Summer Budget: Osborne’s £60bn gamble

The Tories don’t really rate the social housing sector: that much has been clear for a good long time. They fell out a bit over their 2010 reforms to tenancies that abolished the automatic right to a council house for life, and have been scrapping over welfare reforms ever since. In recent weeks, ministers had made it quite clear that given the housing sector protested so much about the impact of the last tranche of benefit cuts, and their dire warnings hadn’t come to fruition, they weren’t going to pay much attention to the opposition to this next round of cuts announced yesterday.

Perhaps, then, it wasn’t surprising that one of the measures that George Osborne announced was a 1 per cent annual reduction in social rents, which housing associations will foot the bill for. He said:

‘This will be a welcome cut in rent for those tenants who pay it and I’m confident that Housing Associations and other landlords in the social sector will be able to play their part and deliver the efficiency savings needed.’

It’s not clear why Osborne is confident of this, other than that he may be viewing the sector as a bit flabby and ripe for reform and efficiencies. Certainly coverage of high chief executive pay at many housing associations does not help their case when the organisations complain about government policies. Ministers have turned round to social landlords in meetings over the past few months and scolded them for their cry wolf stance, but also remark privately that the sector has been too lazy for too long.

But this conflict doesn’t come without risks. The first is that the Office for Budget Responsibility warns that ‘the Government’s decision to impose 1 per cent annual rent reductions in the social rented sector for four years from April 2016 will directly reduce social landlords’ rental income, and therefore their financing for, and returns to, investing in new housebuilding’. It therefore says that 14,000 fewer ‘affordable’ homes will be built.

An even bigger risk is also pinpointed in the OBR document:

‘The level of PSND can be affected by classification decisions that move institutions across the boundary between private and public sectors in the National Accounts. One classification uncertainty that may be relevant to future forecasts relates to housing associations. At present, these are classified in the private sector, so their income, spending and debt do not feature in our forecast. But there is a risk that Government policies – including the social rent measure in this Budget and the Right-to-Buy proposals that are not yet firm enough to be included in this forecast – could prompt the ONS to reconsider this classification.

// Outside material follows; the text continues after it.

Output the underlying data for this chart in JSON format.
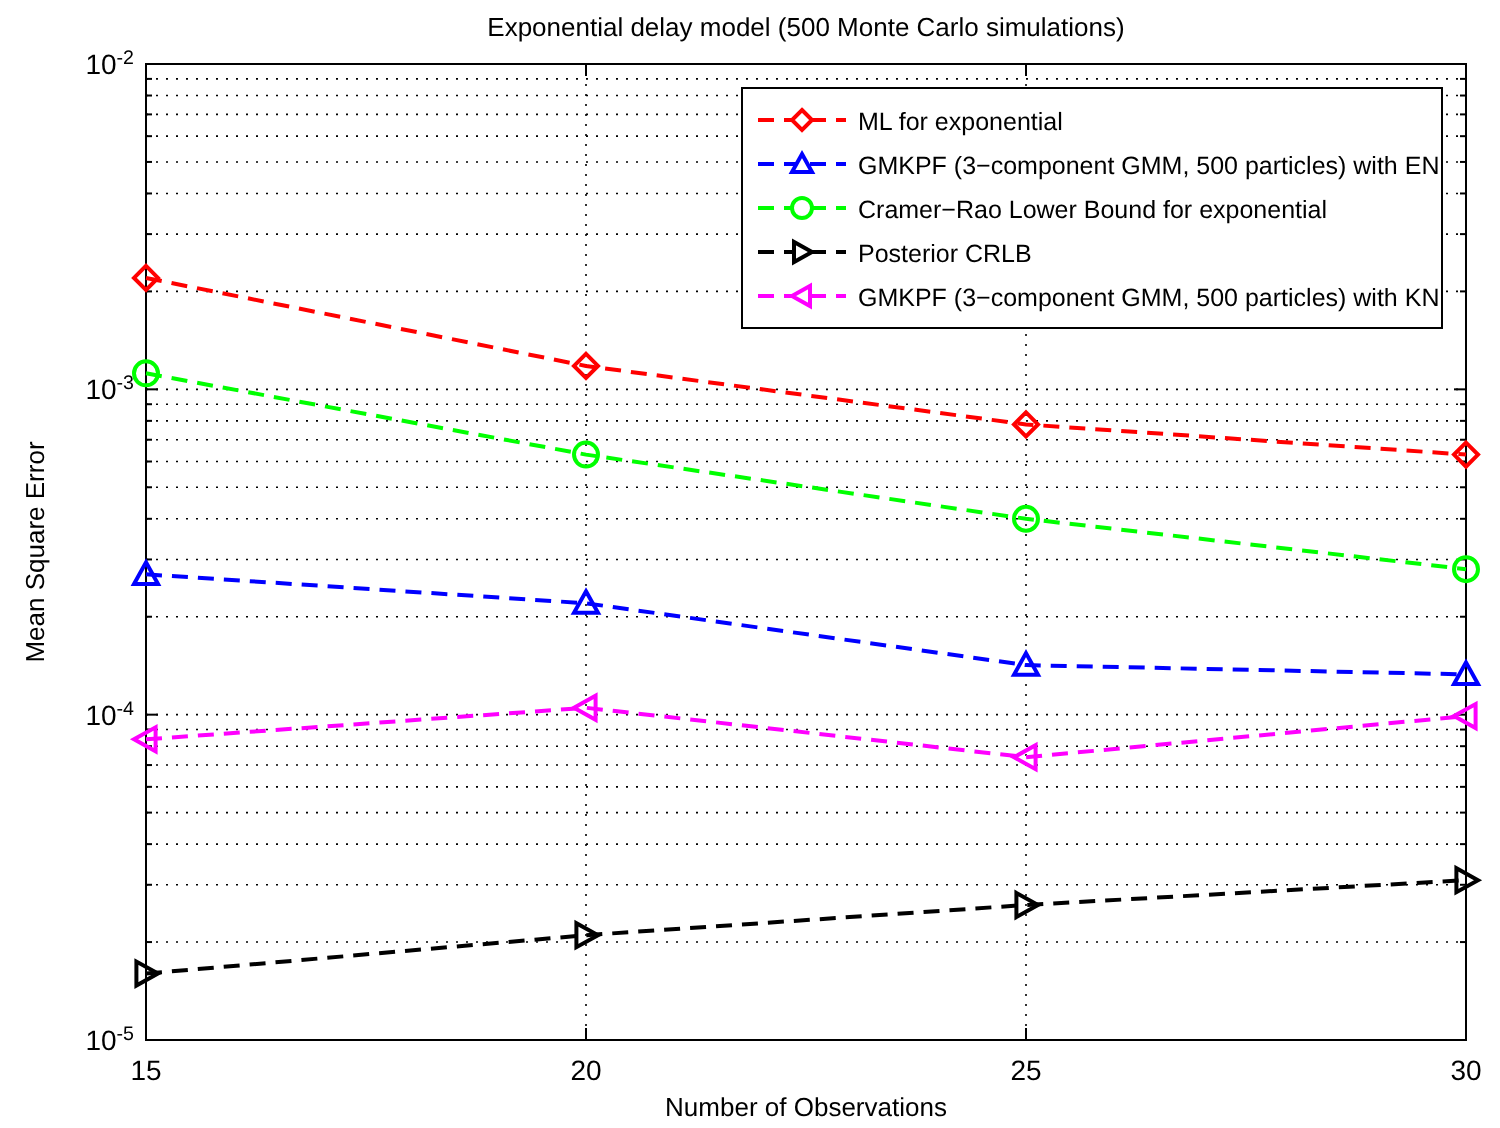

If housing associations were to be classified as part of the public sector, their approximately £60 billion of debt would be added to PSND while the social rent reduction policy announced in this Budget would increase rather than reduce PSNB because the full amount of the rent reduction would then reduce public sector income, and outweigh the housing benefit and other expenditure savings.’

So this Budget could have a £60 billion price tag attached to it, which sounds a tad expensive, even if housing associations have failed to make their case to Tory ministers.